Не могу не спросить профессора МГУ и его единомышленников: кто и в каких лабораториях определил те функции словесности, которые она должна и не должна выполнять; в результате скрещивания каких национальных литератур эта абстрактная среднестатистическая словесность появилась на свет; можно ли говорить о литературе ХIХ–ХХ веков через запятую, как о явлениях однородных, однокачественных?
Не секрет, что в литературе обоих веков можно выделить направления, где утверждаются взаимоисключающие представления о мире и человеке, прямо противоположные идейно-эстетические, онтологические ценности.

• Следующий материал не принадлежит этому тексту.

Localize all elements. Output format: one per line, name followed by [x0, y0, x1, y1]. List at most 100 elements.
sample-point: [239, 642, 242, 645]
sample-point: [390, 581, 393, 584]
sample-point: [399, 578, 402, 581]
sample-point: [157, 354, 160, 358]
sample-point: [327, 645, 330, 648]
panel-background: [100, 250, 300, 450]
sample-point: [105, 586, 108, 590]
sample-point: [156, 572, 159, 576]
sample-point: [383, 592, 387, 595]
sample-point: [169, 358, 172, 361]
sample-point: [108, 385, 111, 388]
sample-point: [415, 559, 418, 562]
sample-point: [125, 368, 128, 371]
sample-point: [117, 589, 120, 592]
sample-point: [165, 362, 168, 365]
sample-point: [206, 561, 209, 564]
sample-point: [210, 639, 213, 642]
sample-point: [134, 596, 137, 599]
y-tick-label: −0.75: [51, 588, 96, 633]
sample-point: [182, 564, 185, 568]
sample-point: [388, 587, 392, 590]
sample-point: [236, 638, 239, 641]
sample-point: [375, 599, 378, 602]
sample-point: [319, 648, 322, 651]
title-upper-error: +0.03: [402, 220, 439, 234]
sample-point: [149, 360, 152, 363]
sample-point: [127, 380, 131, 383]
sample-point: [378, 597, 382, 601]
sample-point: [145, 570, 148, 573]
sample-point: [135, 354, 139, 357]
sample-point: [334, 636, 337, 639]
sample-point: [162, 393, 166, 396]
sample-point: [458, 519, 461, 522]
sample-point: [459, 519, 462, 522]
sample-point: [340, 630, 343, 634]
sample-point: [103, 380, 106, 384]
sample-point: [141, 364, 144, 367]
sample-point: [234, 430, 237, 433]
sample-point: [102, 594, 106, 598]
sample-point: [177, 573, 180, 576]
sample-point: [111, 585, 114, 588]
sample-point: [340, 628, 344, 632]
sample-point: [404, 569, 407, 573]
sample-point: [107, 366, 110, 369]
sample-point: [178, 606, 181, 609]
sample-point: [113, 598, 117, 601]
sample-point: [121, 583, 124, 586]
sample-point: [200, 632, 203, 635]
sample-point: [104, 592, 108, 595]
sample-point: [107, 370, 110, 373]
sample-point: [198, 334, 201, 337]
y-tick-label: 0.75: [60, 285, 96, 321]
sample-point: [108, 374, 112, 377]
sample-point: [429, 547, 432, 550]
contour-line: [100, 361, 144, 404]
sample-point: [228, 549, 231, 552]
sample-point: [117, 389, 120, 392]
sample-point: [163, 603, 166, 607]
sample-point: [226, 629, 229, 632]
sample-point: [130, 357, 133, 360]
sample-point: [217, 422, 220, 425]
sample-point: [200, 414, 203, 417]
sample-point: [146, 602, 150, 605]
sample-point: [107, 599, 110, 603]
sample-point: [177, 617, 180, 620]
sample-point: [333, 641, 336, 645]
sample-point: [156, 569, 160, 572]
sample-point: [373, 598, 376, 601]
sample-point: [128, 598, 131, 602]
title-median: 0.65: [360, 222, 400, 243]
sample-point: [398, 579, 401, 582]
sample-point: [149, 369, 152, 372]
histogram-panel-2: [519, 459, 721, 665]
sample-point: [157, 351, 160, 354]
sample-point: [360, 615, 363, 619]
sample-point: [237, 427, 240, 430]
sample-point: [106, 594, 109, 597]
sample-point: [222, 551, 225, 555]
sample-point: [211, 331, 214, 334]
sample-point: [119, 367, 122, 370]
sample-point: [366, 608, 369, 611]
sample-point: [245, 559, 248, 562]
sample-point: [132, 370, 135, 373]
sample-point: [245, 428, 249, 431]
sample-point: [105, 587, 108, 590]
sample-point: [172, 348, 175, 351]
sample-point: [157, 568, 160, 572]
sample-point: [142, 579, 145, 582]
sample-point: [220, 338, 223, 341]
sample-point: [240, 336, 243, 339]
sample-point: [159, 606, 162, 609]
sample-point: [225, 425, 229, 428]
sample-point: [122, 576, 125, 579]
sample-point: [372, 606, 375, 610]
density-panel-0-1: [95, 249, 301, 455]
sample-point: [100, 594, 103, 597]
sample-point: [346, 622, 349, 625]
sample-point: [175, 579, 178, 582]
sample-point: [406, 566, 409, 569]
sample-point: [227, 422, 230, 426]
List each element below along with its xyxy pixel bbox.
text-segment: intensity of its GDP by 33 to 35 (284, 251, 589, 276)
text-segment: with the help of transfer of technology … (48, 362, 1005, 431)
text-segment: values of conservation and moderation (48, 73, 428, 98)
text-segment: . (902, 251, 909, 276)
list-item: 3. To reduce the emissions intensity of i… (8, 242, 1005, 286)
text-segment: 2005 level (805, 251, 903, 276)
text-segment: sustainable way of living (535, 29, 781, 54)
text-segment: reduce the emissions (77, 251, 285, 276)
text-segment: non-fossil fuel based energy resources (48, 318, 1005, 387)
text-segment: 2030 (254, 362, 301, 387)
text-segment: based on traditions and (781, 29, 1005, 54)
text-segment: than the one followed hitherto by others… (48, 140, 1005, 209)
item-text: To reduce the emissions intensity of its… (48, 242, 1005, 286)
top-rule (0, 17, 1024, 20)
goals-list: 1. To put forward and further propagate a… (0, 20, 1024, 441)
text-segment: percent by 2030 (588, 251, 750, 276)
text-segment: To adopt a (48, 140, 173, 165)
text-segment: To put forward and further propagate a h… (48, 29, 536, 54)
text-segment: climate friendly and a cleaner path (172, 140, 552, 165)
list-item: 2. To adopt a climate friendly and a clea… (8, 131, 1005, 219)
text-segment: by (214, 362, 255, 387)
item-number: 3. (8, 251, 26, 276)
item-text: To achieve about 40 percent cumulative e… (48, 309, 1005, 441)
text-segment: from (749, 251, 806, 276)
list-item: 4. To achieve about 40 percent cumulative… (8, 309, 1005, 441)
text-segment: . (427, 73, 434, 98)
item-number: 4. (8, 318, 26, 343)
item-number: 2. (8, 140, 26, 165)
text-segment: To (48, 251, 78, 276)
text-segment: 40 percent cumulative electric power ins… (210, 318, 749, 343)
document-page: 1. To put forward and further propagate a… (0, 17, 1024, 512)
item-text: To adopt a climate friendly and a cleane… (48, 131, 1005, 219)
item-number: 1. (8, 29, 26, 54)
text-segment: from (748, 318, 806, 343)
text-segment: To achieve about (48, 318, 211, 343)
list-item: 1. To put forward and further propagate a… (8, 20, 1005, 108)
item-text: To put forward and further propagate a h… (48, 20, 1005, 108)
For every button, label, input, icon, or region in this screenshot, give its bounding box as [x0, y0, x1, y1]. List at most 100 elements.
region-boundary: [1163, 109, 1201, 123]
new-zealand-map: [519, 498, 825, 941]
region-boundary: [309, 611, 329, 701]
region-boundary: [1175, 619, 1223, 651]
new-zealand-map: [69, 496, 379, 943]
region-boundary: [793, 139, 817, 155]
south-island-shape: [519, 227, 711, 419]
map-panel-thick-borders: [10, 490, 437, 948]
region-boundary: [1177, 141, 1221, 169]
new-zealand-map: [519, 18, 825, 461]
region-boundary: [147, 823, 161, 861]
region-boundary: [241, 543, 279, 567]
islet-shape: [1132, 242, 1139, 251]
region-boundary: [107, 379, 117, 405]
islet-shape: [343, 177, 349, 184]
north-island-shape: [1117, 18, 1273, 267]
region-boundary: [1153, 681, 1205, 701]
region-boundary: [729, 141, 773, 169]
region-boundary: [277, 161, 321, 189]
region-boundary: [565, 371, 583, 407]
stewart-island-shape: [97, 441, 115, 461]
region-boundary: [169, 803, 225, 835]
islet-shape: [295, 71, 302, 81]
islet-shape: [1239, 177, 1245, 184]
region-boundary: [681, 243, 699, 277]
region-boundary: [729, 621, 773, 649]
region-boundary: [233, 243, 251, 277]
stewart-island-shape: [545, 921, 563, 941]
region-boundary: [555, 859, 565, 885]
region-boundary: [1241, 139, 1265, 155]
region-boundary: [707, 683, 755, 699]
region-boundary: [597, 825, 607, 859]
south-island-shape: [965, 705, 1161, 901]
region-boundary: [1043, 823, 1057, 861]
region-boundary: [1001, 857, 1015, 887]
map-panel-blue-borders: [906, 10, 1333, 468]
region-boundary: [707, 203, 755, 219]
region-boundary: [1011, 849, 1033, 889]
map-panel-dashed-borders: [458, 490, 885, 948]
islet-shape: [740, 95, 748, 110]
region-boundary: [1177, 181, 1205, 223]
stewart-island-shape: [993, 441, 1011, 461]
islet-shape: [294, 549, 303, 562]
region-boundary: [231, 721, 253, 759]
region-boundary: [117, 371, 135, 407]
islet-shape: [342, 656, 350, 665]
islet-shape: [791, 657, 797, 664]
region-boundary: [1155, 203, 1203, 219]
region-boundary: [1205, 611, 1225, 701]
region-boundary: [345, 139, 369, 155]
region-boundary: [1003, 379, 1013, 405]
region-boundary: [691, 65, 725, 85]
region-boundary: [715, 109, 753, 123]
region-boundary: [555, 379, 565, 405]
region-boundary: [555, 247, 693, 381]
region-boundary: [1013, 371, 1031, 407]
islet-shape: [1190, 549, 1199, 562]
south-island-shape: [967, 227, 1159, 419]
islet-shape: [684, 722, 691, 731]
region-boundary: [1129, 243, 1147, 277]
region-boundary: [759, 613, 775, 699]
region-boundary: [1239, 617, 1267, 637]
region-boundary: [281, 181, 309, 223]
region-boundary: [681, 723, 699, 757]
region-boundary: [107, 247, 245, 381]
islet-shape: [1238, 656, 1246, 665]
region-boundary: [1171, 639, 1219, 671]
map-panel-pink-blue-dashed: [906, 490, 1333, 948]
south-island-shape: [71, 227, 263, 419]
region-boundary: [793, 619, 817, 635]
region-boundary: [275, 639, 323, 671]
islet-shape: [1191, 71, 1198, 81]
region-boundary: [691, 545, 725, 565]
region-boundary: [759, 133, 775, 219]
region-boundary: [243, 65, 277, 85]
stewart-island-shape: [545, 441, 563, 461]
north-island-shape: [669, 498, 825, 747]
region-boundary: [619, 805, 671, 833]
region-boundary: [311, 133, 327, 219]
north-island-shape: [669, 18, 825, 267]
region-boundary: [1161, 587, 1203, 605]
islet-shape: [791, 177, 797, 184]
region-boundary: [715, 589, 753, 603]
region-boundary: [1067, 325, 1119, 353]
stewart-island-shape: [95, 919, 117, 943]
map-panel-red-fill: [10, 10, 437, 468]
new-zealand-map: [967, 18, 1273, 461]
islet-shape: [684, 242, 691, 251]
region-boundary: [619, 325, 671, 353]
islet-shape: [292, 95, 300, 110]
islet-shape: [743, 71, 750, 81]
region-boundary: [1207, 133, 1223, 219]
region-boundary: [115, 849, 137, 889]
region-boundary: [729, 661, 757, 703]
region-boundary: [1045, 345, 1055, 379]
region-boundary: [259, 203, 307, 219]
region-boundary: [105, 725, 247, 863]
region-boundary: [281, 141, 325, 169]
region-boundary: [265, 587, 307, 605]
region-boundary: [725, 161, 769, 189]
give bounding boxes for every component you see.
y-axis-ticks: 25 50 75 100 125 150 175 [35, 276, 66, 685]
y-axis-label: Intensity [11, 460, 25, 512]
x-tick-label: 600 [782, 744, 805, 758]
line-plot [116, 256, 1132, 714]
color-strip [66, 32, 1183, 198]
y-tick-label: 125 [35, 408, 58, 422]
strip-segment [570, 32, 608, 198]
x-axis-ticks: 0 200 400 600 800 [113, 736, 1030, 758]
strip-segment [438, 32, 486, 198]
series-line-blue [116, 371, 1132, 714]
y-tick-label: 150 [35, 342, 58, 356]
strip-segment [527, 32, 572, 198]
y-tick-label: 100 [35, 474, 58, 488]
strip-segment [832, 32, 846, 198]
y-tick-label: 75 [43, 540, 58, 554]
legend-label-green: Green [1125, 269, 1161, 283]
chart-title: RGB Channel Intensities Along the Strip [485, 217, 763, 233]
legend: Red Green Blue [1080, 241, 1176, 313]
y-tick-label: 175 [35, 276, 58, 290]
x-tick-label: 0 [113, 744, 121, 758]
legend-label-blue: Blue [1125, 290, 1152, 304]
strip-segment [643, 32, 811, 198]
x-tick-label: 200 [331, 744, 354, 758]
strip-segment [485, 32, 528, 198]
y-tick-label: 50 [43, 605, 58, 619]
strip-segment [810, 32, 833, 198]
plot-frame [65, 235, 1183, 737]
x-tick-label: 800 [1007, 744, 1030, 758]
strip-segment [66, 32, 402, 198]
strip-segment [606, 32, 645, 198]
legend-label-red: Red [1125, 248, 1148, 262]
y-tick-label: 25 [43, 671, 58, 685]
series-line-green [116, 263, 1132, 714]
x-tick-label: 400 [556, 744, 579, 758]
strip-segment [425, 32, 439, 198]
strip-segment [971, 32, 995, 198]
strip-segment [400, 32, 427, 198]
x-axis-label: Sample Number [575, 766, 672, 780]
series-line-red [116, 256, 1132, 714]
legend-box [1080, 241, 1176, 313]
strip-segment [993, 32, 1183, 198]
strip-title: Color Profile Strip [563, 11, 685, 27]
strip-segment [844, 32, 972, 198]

Когда книга Голубкова только вышла, её тут же в журнале «Знамя» похвалил Лев Оборин. Правда, рецензент заявил, будто учебников по истории критики «почти нет; до М.Голубкова – только программа (материалы к курсу) С.И. Кормилова и Е.Б. Скороспеловой и пособие А.П. Казаркина». Видимо, Оборин читал книгу М.Голубкова не очень внимательно, ибо на странице пятой автором пособия была дана высокая оценка учебнику «История русской литературной критики» под редакцией профессора В.В. Прозорова, подготовленному в Саратовском госуниверситете. На меня этот учебник произвёл угнетающее впечатление своим предельно низким уровнем. И объективно его оценил только Михаил Лобанов («Российский писатель», 2003, № 19).
Так вот, если сравнивать пособие Голубкова с учебником под редакцией Прозорова и ему подобными преобладающими в академической науке трудами, то его можно назвать удачной неудачей.